Salvatore Mesoraca Nov. 24, 2017, 8:28 a.m. UTC | #6
2017-11-22 13:03 GMT+01:00 Pavel Vasilyev <dixlor@gmail.com>:
> ...
>> +
>> +When set to "2", notify about O_CREAT open missing the O_EXCL flag
>> +in world or group writable sticky directories.
>> +
>> +When set to "3", block O_CREAT open missing the O_EXCL flag
>> +in world writable sticky directories and notify (but don't block)
>> +in group writable sticky directories.
>> +
>> +When set to "4", block O_CREAT open missing the O_EXCL flag
>> +in world writable and group writable sticky directories.
>
> May be add:
>
> When set to "X", notify O_CREAT open missing the O_EXCL flag
> in world writable sticky directories and notify in group
> writable sticky directories.

Doesn't the "2" option already do this?
Did I misunderstood something?

Salvatore
Salvatore Mesoraca Nov. 24, 2017, 8:29 a.m. UTC | #7
2017-11-22 14:22 GMT+01:00 Matthew Wilcox <willy@infradead.org>:
> On Wed, Nov 22, 2017 at 09:01:46AM +0100, Salvatore Mesoraca wrote:
>> +An O_CREAT open missing the O_EXCL flag in a sticky directory is,
>> +often, a bug or a synthom of the fact that the program is not
>> +using appropriate procedures to access sticky directories.
>> +This protection allow to detect and possibly block these unsafe
>> +open invocations, even if the files don't exist yet.
>> +Though should be noted that, sometimes, it's OK to open a file
>> +with O_CREAT and without O_EXCL (e.g. shared lock files based
>> +on flock()), for this reason values above 2 should be set
>> +with care.
>> +
>> +When set to "0" the protection is disabled.
>> +
>> +When set to "1", notify about O_CREAT open missing the O_EXCL flag
>> +in world writable sticky directories.
>> +
>> +When set to "2", notify about O_CREAT open missing the O_EXCL flag
>> +in world or group writable sticky directories.
>> +
>> +When set to "3", block O_CREAT open missing the O_EXCL flag
>> +in world writable sticky directories and notify (but don't block)
>> +in group writable sticky directories.
>> +
>> +When set to "4", block O_CREAT open missing the O_EXCL flag
>> +in world writable and group writable sticky directories.
>
> This seems insufficiently flexible.  For example, there is no way for me
> to specify that I want to block O_CREAT without O_EXCL in world-writable,
> but not be notified about O_CREAT without O_EXCL in group-writable.

I understand your concern, I did it like this because I wanted to keep the
interface as simple as possible. But, maybe, more flexibility it's better.

> And maybe I want to be notified that blocking has happened?

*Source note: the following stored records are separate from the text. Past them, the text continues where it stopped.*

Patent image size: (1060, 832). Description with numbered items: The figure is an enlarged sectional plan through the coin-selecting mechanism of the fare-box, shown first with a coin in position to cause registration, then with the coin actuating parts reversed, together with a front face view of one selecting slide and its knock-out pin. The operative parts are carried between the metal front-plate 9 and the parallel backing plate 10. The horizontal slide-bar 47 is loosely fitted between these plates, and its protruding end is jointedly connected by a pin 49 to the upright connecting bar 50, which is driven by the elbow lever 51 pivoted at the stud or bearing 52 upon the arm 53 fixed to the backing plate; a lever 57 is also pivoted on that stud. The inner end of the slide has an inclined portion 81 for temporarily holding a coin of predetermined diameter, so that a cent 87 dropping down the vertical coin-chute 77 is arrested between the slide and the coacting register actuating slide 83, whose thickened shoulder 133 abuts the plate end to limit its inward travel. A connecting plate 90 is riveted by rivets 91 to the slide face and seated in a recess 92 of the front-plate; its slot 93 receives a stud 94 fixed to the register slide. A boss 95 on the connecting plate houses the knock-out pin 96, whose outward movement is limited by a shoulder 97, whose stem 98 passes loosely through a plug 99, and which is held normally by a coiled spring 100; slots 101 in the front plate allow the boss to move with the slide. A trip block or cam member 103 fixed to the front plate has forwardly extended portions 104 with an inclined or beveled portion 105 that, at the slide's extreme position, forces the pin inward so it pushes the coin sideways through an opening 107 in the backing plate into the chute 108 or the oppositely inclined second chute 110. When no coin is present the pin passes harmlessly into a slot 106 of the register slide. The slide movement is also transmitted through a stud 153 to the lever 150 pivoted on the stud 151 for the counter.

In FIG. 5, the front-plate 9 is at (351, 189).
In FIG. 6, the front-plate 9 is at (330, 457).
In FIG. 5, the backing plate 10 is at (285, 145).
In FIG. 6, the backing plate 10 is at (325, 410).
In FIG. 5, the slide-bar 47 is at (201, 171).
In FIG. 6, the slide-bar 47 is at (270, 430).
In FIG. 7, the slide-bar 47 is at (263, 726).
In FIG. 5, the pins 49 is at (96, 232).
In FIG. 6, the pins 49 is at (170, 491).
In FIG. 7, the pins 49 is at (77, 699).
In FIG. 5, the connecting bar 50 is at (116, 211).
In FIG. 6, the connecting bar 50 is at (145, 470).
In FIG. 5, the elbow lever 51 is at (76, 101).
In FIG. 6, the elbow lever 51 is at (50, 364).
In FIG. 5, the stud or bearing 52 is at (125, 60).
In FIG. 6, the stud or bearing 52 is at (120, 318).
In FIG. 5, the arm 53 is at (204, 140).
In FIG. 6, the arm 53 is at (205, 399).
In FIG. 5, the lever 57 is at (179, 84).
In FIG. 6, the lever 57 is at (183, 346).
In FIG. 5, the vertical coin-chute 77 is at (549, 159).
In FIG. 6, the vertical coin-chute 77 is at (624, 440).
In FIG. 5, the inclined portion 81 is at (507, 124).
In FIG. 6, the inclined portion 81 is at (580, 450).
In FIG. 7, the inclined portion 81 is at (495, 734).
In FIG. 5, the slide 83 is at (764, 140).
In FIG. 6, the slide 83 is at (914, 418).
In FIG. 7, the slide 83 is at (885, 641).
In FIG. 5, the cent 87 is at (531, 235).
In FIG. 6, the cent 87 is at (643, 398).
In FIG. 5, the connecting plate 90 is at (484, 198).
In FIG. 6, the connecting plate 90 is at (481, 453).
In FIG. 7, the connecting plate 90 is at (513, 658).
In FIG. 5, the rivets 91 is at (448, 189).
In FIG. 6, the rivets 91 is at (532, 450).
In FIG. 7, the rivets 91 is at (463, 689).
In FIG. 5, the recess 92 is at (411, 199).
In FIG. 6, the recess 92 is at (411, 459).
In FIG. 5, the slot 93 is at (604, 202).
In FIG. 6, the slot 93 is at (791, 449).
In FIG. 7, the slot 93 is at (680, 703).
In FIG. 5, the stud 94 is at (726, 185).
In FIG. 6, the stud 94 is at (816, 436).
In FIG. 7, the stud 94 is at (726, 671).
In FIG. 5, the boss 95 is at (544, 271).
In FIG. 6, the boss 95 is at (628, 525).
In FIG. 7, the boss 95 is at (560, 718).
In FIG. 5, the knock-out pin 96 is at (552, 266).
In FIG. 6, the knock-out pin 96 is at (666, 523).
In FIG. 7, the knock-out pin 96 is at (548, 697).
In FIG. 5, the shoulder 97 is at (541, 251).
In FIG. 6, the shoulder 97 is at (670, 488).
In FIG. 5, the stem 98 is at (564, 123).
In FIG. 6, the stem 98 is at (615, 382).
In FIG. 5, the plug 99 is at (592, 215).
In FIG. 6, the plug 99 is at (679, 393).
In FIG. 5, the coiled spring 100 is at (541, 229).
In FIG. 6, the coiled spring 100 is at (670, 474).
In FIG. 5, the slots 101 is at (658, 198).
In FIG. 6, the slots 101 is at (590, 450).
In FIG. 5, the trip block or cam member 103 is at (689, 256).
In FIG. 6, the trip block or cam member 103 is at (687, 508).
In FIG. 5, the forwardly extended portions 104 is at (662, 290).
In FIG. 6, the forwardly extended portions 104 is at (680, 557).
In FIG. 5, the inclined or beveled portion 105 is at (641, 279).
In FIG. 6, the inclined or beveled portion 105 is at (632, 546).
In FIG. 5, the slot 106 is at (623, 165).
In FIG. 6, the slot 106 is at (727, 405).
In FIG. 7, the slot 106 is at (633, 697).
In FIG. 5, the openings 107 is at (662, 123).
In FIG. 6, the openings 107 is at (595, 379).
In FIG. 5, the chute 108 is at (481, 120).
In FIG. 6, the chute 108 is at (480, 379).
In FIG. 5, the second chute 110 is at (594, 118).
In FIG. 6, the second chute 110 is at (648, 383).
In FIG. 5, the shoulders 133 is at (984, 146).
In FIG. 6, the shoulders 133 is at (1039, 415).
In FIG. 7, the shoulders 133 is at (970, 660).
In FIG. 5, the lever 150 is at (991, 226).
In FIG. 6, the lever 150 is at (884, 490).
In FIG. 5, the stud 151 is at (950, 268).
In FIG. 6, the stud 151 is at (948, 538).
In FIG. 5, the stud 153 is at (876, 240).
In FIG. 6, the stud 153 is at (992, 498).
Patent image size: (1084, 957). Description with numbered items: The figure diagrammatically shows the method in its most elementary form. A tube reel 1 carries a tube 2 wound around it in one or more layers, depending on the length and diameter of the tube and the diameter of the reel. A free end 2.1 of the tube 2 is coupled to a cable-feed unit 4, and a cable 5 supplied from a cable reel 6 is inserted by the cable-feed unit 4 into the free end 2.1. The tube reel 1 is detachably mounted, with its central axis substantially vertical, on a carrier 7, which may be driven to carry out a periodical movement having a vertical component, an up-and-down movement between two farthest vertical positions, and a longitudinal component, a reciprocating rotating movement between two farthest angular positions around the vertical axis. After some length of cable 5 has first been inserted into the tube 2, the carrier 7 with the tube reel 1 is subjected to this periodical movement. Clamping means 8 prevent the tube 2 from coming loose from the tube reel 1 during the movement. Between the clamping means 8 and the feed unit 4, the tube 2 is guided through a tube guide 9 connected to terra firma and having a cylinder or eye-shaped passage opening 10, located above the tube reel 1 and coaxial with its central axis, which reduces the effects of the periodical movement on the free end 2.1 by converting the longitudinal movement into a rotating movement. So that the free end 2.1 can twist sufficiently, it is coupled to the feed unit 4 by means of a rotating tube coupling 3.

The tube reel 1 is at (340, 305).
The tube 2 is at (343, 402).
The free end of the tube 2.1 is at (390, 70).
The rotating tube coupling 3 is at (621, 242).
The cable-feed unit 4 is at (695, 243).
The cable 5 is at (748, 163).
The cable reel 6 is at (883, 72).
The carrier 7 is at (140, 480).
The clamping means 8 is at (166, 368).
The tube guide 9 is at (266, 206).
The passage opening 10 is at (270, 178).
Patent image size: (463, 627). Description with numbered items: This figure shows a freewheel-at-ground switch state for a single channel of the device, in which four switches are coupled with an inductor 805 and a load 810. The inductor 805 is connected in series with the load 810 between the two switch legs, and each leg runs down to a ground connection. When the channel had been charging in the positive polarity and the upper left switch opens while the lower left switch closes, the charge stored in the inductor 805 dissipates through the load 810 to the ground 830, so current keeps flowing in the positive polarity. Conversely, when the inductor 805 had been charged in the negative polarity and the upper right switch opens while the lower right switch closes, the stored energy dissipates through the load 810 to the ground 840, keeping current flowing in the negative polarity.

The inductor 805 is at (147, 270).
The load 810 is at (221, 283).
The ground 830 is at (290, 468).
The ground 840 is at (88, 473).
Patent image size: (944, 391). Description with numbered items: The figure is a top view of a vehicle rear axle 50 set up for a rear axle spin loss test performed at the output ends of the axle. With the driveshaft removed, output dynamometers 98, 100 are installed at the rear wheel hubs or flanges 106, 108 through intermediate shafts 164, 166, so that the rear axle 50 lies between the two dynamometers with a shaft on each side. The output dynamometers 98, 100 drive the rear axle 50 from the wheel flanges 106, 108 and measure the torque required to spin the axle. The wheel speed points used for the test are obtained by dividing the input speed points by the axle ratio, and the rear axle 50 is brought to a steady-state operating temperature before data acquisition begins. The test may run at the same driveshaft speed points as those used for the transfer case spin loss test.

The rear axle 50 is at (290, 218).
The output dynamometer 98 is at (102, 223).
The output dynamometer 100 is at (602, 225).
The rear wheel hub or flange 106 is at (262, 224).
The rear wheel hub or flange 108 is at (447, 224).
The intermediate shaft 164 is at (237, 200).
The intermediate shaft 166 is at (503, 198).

I didn't write it explicitly in the doc, but you will always be notified
that blocking has happened. On the other hand you don't have any way to
suppress those notification.

> Why not make it bits?  So:
>
> 0 => notify in world
> 1 => block in world
> 2 => notify in group
> 3 => block in group
>
> So you'd have the following meaningful values:
>
>  0 - permit all (your option 0)
>  1 - notify world; permit group (your option 1)
>  2 - block world; permit group
>  3 - block,notify world; permit group
>  4 - permit world; notify group (?)
>  5 - notify world; notify group (your option 2)
>  6 - block world; notify group (your option 3)
>  7 - block,notify world; notify group
>  8 - permit world; block group (?)
>  9 - notify world; block group (?)
> 10 - block world; block group (your option 4)
> 11 - block,notify world; block group
> 12 - permit world; block, notify group (?)
> 13 - notify world; block, notify group (?)
> 14 - block world; block, notify group
> 15 - block, notify world; block, notify group
>
> Some of these don't make a lot of sense (marked with ?), but I don't see
> the harm in permitting a sysadmin to do something that seems nonsensical
> to me.

I like your idea of using "bits" this way, even if it will allow sysadmins
to set values that don't make too much sense.
Thank you very much for your suggestions,

Salvatore
Salvatore Mesoraca Nov. 24, 2017, 8:31 a.m. UTC | #8
2017-11-22 17:51 GMT+01:00 Alan Cox <gnomes@lxorguk.ukuu.org.uk>:
> On Wed, 22 Nov 2017 09:01:46 +0100
> Salvatore Mesoraca <s.mesoraca16@gmail.com> wrote:
>
>> Disallows O_CREAT open missing the O_EXCL flag, in world or
>> group writable directories, even if the file doesn't exist yet.
>> With few exceptions (e.g. shared lock files based on flock())
>
> Enough exceptions to make it a bad idea.
>
> Firstly if you care this much *stop* having shared writable directories.
> We have namespaces, you don't need them. You can give every user their
> own /tmp etc.
>
> The rest of this only make sense on a per application and directory basis
> because there are valid use cases, and that means it wants to be part of
> an existing LSM security module where you've got the context required and
> you can attach it to a specific directory and/or process.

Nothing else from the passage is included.